Canadian export volumes, prices and revenues all fell sharply in the first half of the 2008-2009 natural gas contract year, show trade records kept by the National Energy Board (NEB).

Pipeline deliveries to the United States dropped by 12.3% to 1.785 Tcf during the six months of November through April from 2.035 Tcf in the same period of 2007-2008. Prices fetched by Canadian gas at the international boundary lost 35% by plunging to a six-month average of US$5.32/MMBtu from US$8.19/MMBtu in November through April of 2007-2008.

Favorable currency exchange rate movements partially offset the damage. In Canadian funds, the price drop was 19.8% to C$6.12/gigajoule (GJ) in the first half of contract year 2008-2009 from C$7.64 in the same period of 2007-2008.

But the combination of shrinking volumes and retreating prices had withering effects on revenues as measured by any yardstick. In the buyers’ currency Canadian gas exports fetched a total of US$9.57 billion in November through April of 2008-2009, down 43% from US$16.73 billion for the same period a year earlier. In the sellers’ dollars the slippage was 29%, down to C$11.82 billion from C$16.74 billion.

The erosion of the international gas trade, blamed chiefly on a combination of recession weakness in demand and surging U.S. production from new shale basin sources, also shows in an annual review of pipeline traffic that the NEB released Thursday.

Capacity utilization on TransCanada PipeLines’ eastbound gas turnpike from Alberta to the U.S. and central Canada fell to an average 72% of its maximum 9 Bcf/d in 2008 from 75% in 2007. The slippage happened even though one of seven lines in the right-of-way was closed for conversion to oil service, reducing gas capacity by about 500 MMcf/d.

The biggest drop in traffic was on the Foothills-Northern Border route from Alberta to the U.S. Midwest. Capacity utilization slid to an average 72% of the line’s maximum 2.5 Bcf/d in 2008 from 85% the year before. The NEB attributed the decline to new U.S. competition — the opening of the Rockies Express Pipeline connection for 1 Bcf/d between prolific gas fields in the western states and markets in the Midwest.

Besides the immediate market conditions of flat demand and fresh U.S. supplies, the NEB observed that the gas trade is also being eroded by increasing consumption in growing thermal oilsands production in Alberta and natural reserves depletion.

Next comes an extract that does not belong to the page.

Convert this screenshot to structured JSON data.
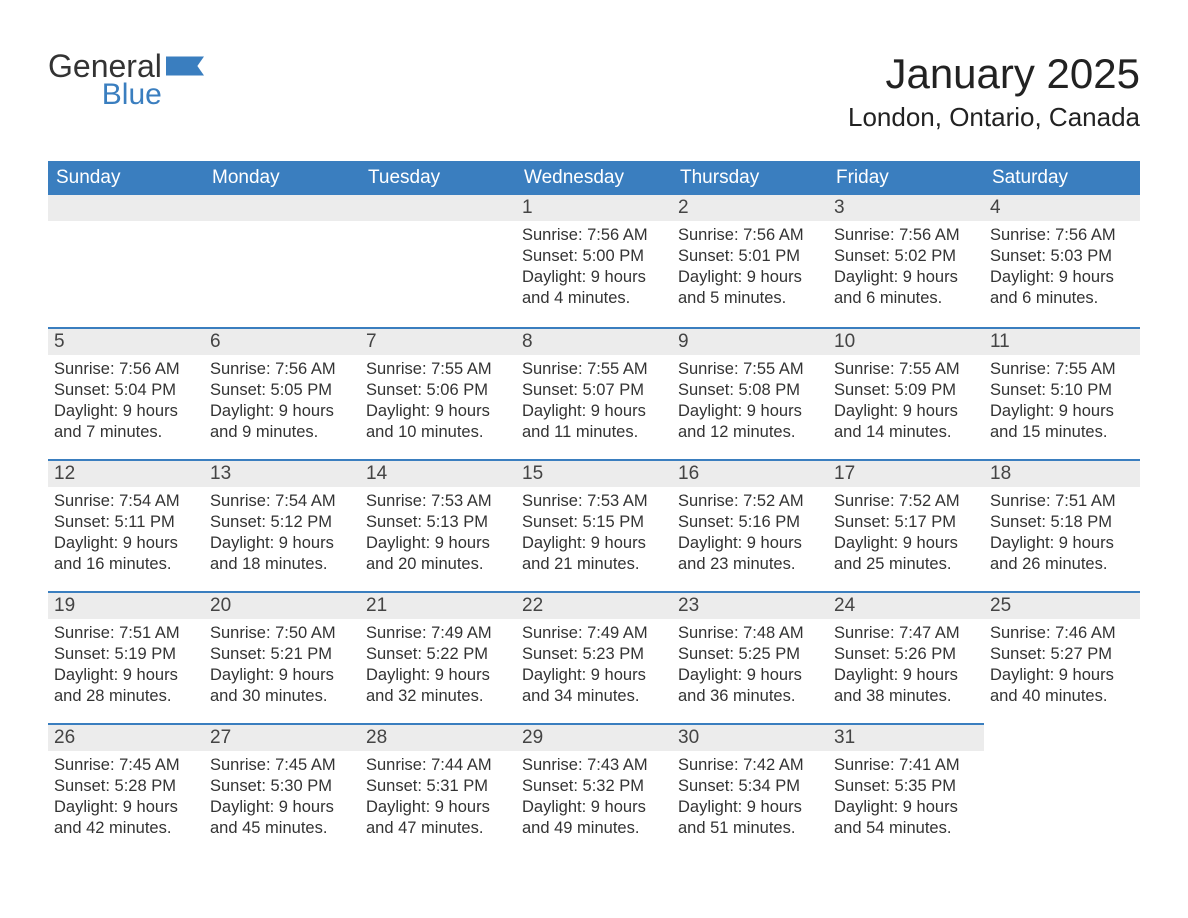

The export setbacks, which affect more than half of Canadian production, prompted further lowering of industry expectations. FirstEnergy Capital Corp., which makes a specialty of tracking gas in detail, cut its price projections by 11% to an average US$4/MMBtu for 2009 and US$7/MMBtu for 2010. Translated into loonies received at the AECO trading hub in southeastern Alberta, the new price projections work out to C$3.46/Mcf this year and C$6.87 for 2010.

The drop in anticipated annual averages will include severe shocks this summer, FirstEnergy added, echoing an earlier warning to brace for a plunge to a low market bottom at prices liable to sink below C$2/Mcf (US$1.78) by rival Calgary investment house Peters & Co.

FirstEnergy predicted that “Canadian producers are going to be facing forced production shut-ins and/or extremely low gas prices for a period of time by early August of this year. There is simply too much gas in the system.”

As in the United States, storage facilities in Canada were approaching full by early July. “Forcing more gas into exports once Western Canada gas storage is full will only bring about very low prices. Once the U.S. market is satiated, prices will correct much lower and producers will simply shut-in production for a period of time before the next [storage] withdrawal season gets under way. This day is drawing ever closer,” FirstEnergy said.